Comparative Evaluation of Fine- and Coarse-Grain Approaches for Software Distributed Shared Memory

  • Authors:
  • Sandhya Dwarkadas;Kourosh Gharachorloo;Leonidas Kontothanassis;Daniel J. Scales;Michael L. Scott;Robert Stets

  • Affiliations:
  • -;-;-;-;-;-

  • Venue:
  • HPCA '99 Proceedings of the 5th International Symposium on High Performance Computer Architecture
  • Year:
  • 1999

Quantified Score

Hi-index 0.00

Visualization

Abstract

Symmetric multiprocessors (SMPs) connected with low-latency networks provide attractive building blocks for software distributed shared memory systems. Two distinct approaches have been used: the fine-grain approach that instruments application loads and stores to support a small coherence granularity, and the coarse-grain approach based on virtual memory hardware that provides coherence at a page granularity. Fine-grain systems offer a simple migration path for applications developed on hardware multiprocessors by supporting coherence protocols similar to those implemented in hardware. On the other hand, coarse-grain systems can potentially provide higher performance through more optimized protocols and larger transfer granularities, while avoiding instrumentation overheads. Numerous studies have examined each approach individually, but major differences in experimental platforms and applications make comparison of the approaches difficult.This paper presents a detailed comparison of two mature systems, Shasta and Cashmere, representing the fine- and coarse-grain approaches, respectively.

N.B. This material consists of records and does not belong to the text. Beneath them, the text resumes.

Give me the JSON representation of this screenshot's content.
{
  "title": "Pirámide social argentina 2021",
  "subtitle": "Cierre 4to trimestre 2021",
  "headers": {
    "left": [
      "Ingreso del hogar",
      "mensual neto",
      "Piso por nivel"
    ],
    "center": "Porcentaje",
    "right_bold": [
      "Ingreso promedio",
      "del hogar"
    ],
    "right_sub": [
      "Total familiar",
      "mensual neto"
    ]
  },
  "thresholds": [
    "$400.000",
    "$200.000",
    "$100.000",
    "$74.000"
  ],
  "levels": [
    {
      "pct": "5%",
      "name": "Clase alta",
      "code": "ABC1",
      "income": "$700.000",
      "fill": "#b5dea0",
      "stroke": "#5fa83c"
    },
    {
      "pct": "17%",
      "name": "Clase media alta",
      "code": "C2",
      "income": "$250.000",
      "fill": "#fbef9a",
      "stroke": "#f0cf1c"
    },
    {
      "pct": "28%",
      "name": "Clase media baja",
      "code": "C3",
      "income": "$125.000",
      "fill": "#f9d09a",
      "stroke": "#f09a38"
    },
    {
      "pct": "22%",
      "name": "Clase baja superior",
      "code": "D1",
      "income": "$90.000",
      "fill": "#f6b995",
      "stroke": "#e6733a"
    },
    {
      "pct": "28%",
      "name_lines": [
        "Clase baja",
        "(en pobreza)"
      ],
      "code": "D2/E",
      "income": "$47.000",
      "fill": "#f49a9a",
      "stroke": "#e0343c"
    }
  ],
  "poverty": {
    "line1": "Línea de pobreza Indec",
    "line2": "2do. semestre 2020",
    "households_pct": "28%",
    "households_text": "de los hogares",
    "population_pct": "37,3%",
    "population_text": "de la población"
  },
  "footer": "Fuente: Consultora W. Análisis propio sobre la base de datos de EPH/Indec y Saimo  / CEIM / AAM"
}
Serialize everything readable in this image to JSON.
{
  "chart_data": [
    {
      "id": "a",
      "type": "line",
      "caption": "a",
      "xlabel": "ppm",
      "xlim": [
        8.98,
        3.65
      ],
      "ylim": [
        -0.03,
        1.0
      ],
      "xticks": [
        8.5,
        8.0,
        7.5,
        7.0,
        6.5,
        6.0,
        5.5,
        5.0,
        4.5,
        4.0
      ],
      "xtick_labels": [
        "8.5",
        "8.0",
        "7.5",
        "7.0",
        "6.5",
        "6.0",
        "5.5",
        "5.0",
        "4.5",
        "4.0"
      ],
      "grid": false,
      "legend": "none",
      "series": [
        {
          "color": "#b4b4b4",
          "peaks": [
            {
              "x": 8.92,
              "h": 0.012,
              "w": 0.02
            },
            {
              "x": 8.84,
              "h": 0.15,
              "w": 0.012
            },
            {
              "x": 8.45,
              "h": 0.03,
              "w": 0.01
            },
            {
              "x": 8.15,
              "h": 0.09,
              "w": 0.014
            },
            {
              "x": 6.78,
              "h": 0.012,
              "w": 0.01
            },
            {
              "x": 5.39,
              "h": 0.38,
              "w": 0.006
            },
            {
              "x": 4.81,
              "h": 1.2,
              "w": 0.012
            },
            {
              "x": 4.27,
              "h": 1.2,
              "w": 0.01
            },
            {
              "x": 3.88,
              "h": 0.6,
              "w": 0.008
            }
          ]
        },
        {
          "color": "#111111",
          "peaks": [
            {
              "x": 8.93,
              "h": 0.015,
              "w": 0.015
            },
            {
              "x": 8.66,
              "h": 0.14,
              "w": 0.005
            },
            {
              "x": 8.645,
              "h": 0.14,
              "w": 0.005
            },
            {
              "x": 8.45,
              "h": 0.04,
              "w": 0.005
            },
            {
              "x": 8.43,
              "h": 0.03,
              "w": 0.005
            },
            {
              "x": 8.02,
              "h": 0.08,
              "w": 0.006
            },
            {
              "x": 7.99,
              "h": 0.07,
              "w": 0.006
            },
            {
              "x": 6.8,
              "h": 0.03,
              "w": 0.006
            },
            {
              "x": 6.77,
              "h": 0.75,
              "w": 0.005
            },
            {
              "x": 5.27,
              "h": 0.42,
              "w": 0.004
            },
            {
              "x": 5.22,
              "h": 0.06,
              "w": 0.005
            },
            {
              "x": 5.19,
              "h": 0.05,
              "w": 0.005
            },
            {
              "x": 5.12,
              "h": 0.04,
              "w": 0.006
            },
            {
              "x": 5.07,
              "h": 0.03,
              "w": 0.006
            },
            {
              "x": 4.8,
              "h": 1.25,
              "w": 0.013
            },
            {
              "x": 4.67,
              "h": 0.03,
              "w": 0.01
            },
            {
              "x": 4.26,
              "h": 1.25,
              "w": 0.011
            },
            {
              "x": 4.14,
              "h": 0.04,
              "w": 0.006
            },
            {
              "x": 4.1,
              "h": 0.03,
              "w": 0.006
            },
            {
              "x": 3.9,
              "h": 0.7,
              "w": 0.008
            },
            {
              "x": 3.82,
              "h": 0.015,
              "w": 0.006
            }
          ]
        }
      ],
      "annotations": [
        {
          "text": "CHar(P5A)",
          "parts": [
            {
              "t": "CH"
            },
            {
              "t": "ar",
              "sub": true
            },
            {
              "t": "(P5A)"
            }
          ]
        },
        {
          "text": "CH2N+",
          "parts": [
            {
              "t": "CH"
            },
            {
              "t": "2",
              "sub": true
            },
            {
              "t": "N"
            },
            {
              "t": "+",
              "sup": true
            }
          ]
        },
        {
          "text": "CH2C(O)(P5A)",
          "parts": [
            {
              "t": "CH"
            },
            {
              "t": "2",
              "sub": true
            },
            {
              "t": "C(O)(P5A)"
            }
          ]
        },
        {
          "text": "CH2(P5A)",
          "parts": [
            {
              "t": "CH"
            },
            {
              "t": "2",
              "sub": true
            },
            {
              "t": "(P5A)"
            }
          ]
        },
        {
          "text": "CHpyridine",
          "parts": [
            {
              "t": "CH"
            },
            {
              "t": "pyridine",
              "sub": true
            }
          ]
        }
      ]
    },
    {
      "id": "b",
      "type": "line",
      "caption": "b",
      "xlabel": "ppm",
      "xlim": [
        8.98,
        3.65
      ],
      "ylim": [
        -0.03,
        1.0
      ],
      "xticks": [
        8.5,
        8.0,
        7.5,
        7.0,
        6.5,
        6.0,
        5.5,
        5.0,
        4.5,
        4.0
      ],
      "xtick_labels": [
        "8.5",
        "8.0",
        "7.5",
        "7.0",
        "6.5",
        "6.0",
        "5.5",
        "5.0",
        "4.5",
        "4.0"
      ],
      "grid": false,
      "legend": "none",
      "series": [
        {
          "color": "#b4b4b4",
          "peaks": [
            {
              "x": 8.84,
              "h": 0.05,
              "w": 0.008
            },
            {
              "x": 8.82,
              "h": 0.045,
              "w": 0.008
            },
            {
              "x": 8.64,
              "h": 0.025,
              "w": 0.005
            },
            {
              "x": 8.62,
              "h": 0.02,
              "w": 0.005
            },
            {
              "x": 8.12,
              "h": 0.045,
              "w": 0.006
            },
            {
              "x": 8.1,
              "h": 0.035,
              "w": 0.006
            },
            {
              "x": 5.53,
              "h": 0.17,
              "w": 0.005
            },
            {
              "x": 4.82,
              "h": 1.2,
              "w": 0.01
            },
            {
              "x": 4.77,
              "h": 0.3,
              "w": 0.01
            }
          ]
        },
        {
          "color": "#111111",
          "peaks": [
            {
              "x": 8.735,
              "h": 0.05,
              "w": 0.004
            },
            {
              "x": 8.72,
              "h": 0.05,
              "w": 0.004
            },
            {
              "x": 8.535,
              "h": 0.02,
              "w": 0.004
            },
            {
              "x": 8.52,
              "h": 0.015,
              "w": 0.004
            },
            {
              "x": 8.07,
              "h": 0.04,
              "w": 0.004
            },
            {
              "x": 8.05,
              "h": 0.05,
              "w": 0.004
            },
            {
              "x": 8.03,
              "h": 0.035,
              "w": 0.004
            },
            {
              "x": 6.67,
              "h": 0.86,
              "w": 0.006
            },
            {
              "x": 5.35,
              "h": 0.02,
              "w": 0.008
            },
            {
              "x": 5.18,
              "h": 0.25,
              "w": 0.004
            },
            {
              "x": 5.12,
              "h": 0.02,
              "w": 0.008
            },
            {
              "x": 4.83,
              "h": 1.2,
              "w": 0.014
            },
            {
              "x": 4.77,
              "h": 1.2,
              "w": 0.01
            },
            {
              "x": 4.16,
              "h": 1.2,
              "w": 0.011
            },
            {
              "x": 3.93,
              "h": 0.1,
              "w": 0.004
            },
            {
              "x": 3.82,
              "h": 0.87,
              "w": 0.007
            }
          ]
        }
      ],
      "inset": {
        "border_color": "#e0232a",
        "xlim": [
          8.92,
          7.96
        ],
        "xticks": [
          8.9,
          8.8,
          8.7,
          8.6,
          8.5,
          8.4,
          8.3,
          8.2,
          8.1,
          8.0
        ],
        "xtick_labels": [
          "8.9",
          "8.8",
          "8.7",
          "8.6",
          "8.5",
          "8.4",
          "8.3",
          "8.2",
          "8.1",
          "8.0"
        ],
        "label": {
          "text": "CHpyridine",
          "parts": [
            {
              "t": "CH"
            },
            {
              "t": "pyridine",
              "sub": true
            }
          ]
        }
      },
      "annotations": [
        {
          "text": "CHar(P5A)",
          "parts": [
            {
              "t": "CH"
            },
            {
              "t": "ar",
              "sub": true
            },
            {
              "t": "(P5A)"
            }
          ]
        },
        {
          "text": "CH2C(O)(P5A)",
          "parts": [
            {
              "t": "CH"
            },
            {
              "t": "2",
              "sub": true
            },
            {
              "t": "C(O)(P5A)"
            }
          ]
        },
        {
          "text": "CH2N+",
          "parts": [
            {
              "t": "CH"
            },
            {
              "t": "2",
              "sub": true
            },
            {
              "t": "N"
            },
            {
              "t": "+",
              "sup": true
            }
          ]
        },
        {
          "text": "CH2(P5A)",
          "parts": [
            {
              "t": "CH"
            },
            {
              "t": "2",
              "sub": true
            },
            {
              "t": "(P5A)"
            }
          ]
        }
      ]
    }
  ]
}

Both systems are tuned to run on the same commercially available, state-of-the-art cluster of AlphaServer SMPs connected via a Memory Channel network. As expected, our results show that Shasta provides robust performance for applications tuned for hardware multiprocessors, and can better tolerate fine-grain synchronization. In contrast, Cashmere is highly sensitive to fine-grain synchronization, but provides a performance edge for applications with coarse-grain behavior. Interestingly, we found that the performance gap between the systems can often be bridged by program modifications that address coherence and synchronization granularity. In addition, our study reveals some unexpected results related to the interaction of current compiler technology with application instrumentation, and the ability of SMP-aware protocols to avoid certain performance disadvantages of coarse-grain approaches.